Saturday, December 13, 2008

Zakaria, not to be confused with the Kurdish pop star


One of my favorite columnists, the intelligent, articulate, multicultural counterpoint to Lou Dobbsian xenophobia and isolationism, Fareed Zakaria at Newsweek, has a new column out asking the Obama administration to make the formation of a National Grand Strategy a top Foreign Policy objective. The "Diplomacy by CNN" approach, where by US policy objectives are picked from news headlines, is just too reactive, whereas a Grand Strategy can unite us, and give us a real objective to pursue and work towards with our allies.

In fact, the whole Newsweek for 8 DEC 08 is like a 21st Century Foreign Policy Primer, balanced well with some great commentators, most of whom I agree with, some whom I don't. Go get it. Now.

Who's Your City - Richard Florida's regional based analysis of Globalization

David Eaves, who created this awesome map of Firefox pledges mashed with the Pentagon's New Map by Barnett, has struck again.

Here is an awesome new map comparing the "Global Village" concept, which I crudely summarize as development and innovation led by the Mega-Cities of the world; and their presence in relation to Barnett's map. He also has a great summary of the three different levels of analysis offered in turn by Friedman, Barnett, and Florida.

The 3D approach? (Diplomacy, Defense, Development) The Villages cooperate to defend each other and build new ones in the "Gap." All of which allows them to make more money, effectively incentivizing growth and collective security.

Thursday, December 11, 2008

In the Navy . . .


Amphibs are where it's at, I would support cutting the carrier force by about 4 in return for 6 ship increase in Major Amphibs (LHA/LHD), and the LPDs (pictured here) and LSDs to go along with them.

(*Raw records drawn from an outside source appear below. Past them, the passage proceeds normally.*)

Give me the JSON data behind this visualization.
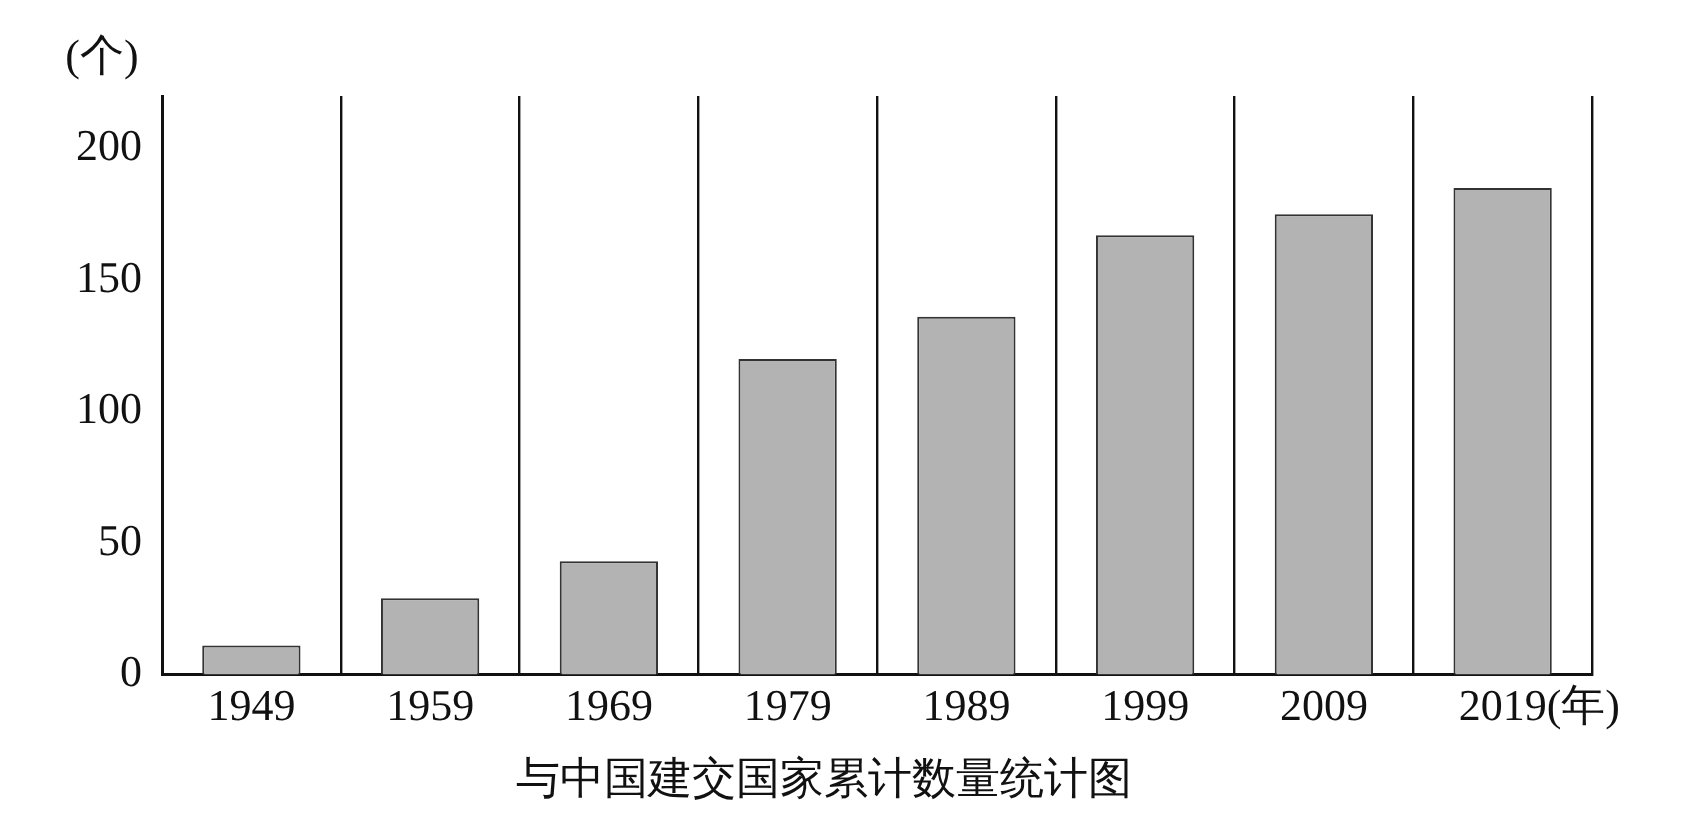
{
  "chart_data": {
    "type": "bar",
    "title": "与中国建交国家累计数量统计图",
    "ylabel": "(个)",
    "xlabel": "(年)",
    "categories": [
      "1949",
      "1959",
      "1969",
      "1979",
      "1989",
      "1999",
      "2009",
      "2019"
    ],
    "values": [
      11,
      29,
      43,
      120,
      136,
      167,
      175,
      185
    ],
    "color": "#b3b3b3",
    "ylim": [
      0,
      220
    ],
    "yticks": [
      0,
      50,
      100,
      150,
      200
    ],
    "grid": "x",
    "legend": false
  }
}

What the Amphibs are for the US is what the USS Enterprise (the spaceship, not the aircraft carrier) is for the Federation. They provide incredible capabilities for rapid intervention in conflicts and humanitarian crisis, and the most effective way to stop a conflict is to nip it in the bud. An Amphib has the engineering, medical, and just enough combat capability to deal with a brewing conflict before it goes high-intensity.

The joke goes, how many aircraft carriers do you need? Just one, but you need it every where, all the time, with better reliability, carriers operational availability is improving enough that we can certainly afford to reduce the number, especially if we add a few Apmhibs to compensate. Amphibs also have additional usage beyond military, just look at the USS Kearsarge deployment in South America, all medical-related.

This goes along with my wider idea that we should have two military forces, a small task force or Joint Strike Force that is sized to take down the military of the largest potential nation-state competitor (nuclear powers don't count, its just not worth it). This force would be mainly built on Naval and Air Force airpower, and have all the cool whiz-bang toys. Abrams go here, FCS go here, F22/F35, CVNs, Subs, etc.

The other, much larger force would be a Counterinsurgency-Stabilization force that responds to Humanitarian and Intrastate conflicts. It would be mainly designed to stop states from failing or rebuild failed ones (including post-US intervention). It would primarily be based on Army and Marine infantry/engineer/civil affairs forces, and it gets the not so sexy armored cars, language, and cultural training. Strykers go here, MRAPs go here, UAVs and COIN birds like Super Tucanos, Amphibs, LCS, etc.

The only way to protect these two capabilities is to split them apart, otherwise we'll constantly be swinging from one side to the other depending on whose in charge. We need a warrior ethos, and we need a nation-builder.

Tuesday, December 2, 2008

The New Foreign Policy Team


  • National Security Adviser: James Jones
  • Department of Defense: Bob Gates - yay!
  • State Department: Hillary Clinton
  • Department of Homeland Security: Janet Napolitano
  • US ambassador to the UN: Susan Rice

Congratulations, all very respectable choices, and good luck, you guys have more on your shoulders than anyone can possibly imagine, but I'm sure by now you know that.